Invalid extents list will be accurate regardless of client, agent, or 
OST crash.  I hope.  Subsequent requests to missing data will result in 
new OST requests to coordinator.
> 4) client is granted extent lock when that part of file is copied in
>   

So that actually doesn't sound too bad.  I think the original idea of 
keeping the locking (and the coordinator) on the MDT (below) is still 
simpler, but I think it's going to be the recovery issues that decide 
this one way or the other.

Original in-place copyin idea:
When MDT generates new layout, it takes PW write locks on all extents of 
every stripe on behalf of the agent, and then somehow transfers these 
locks to the agent (this transferability was the point of using the 
group lock).  The agent then releases extent locks as it copies in data.
This was the first design we discussed in Menlo Park:

    (older idea, for posterity)
    Open intent enques layout lock.  MDT checks "purged" bit; if purged,
    MDT selects new layout and populates MD.  MDT takes group extent
    locks on all objects, then grants layout read lock to client,
    allowing open to finish successfully, quickly.  (Client reads/writes
    will block forever on extents enqueues until group lock has been
    dropped.)  MDT then sends request to coordinator requesting copyin
    FID XXXX with group lock id YYYY (and extents 0-end).  Coordinator
    distributes that request to an appropriate agent.  Agent retrieves
    file from HSM and writes into /.lustre/fid/XXXX:XXXX using group
    lock YYYY.  Agent takes group lock, MDT still holds group lock. 
    When finished, the agent clears "purged" bit from EA, and drops the
    group lock.  Clearing purged bit causes MDT to drop group lock as
    well, allowing the client to read/write.

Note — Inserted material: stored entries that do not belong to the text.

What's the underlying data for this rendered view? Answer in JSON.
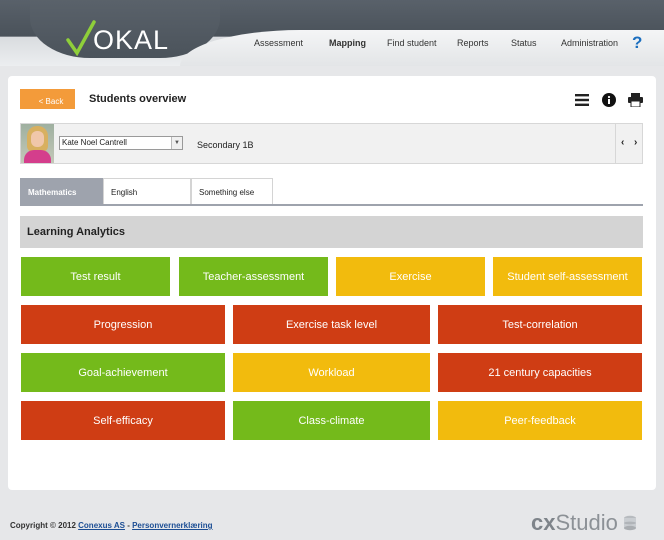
{
  "header": {
    "logo_text": "OKAL",
    "nav": [
      {
        "label": "Assessment",
        "active": false
      },
      {
        "label": "Mapping",
        "active": true
      },
      {
        "label": "Find student",
        "active": false
      },
      {
        "label": "Reports",
        "active": false
      },
      {
        "label": "Status",
        "active": false
      },
      {
        "label": "Administration",
        "active": false
      }
    ],
    "help_label": "?"
  },
  "toolbar": {
    "back_label": "< Back",
    "title": "Students overview",
    "icons": [
      "menu-icon",
      "info-icon",
      "print-icon"
    ]
  },
  "student": {
    "name": "Kate Noel Cantrell",
    "class": "Secondary 1B",
    "prev_label": "‹",
    "next_label": "›"
  },
  "tabs": [
    {
      "label": "Mathematics",
      "active": true
    },
    {
      "label": "English",
      "active": false
    },
    {
      "label": "Something else",
      "active": false
    }
  ],
  "section": {
    "title": "Learning Analytics",
    "tiles": [
      {
        "label": "Test result",
        "status": "green"
      },
      {
        "label": "Teacher-assessment",
        "status": "green"
      },
      {
        "label": "Exercise",
        "status": "yellow"
      },
      {
        "label": "Student self-assessment",
        "status": "yellow"
      },
      {
        "label": "Progression",
        "status": "red"
      },
      {
        "label": "Exercise task level",
        "status": "red"
      },
      {
        "label": "Test-correlation",
        "status": "red"
      },
      {
        "label": "Goal-achievement",
        "status": "green"
      },
      {
        "label": "Workload",
        "status": "yellow"
      },
      {
        "label": "21 century capacities",
        "status": "red"
      },
      {
        "label": "Self-efficacy",
        "status": "red"
      },
      {
        "label": "Class-climate",
        "status": "green"
      },
      {
        "label": "Peer-feedback",
        "status": "yellow"
      }
    ]
  },
  "colors": {
    "green": "#74ba1b",
    "yellow": "#f2bb0d",
    "red": "#cf3d14",
    "accent": "#f39b3a"
  },
  "footer": {
    "copyright": "Copyright © 2012 ",
    "company": "Conexus AS",
    "separator": " - ",
    "privacy": "Personvernerklæring",
    "brand_cx": "cx",
    "brand_studio": "Studio"
  }
}
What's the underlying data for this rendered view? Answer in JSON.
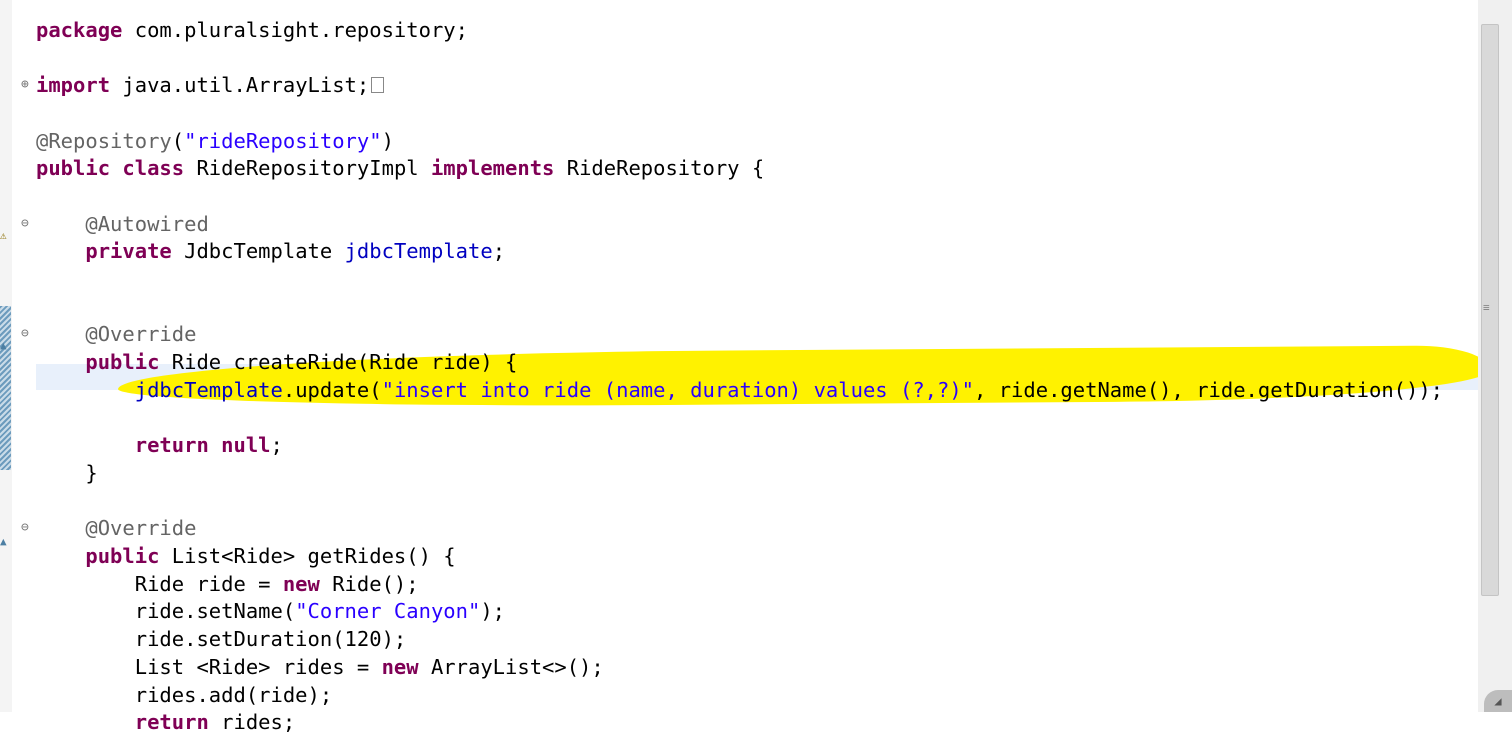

It gets fuzzy at the end there, about exactly when the MDT drops the 
group lock in order to do handle the dead agent case.  It seems the safe 
thing to do is for the MDT to keep it until the agent is done, but then 
this blocks access to completed extents.  If the MDT drops the group 
lock as soon as the agent takes it, then somehow the agent converts the 
group lock to regular write lock, then other clients can get read/write 
locks on released extents.  But if the agent dies, the extent locks will 
be freed at eviction, and other clients are free to start reading 
(missing) data.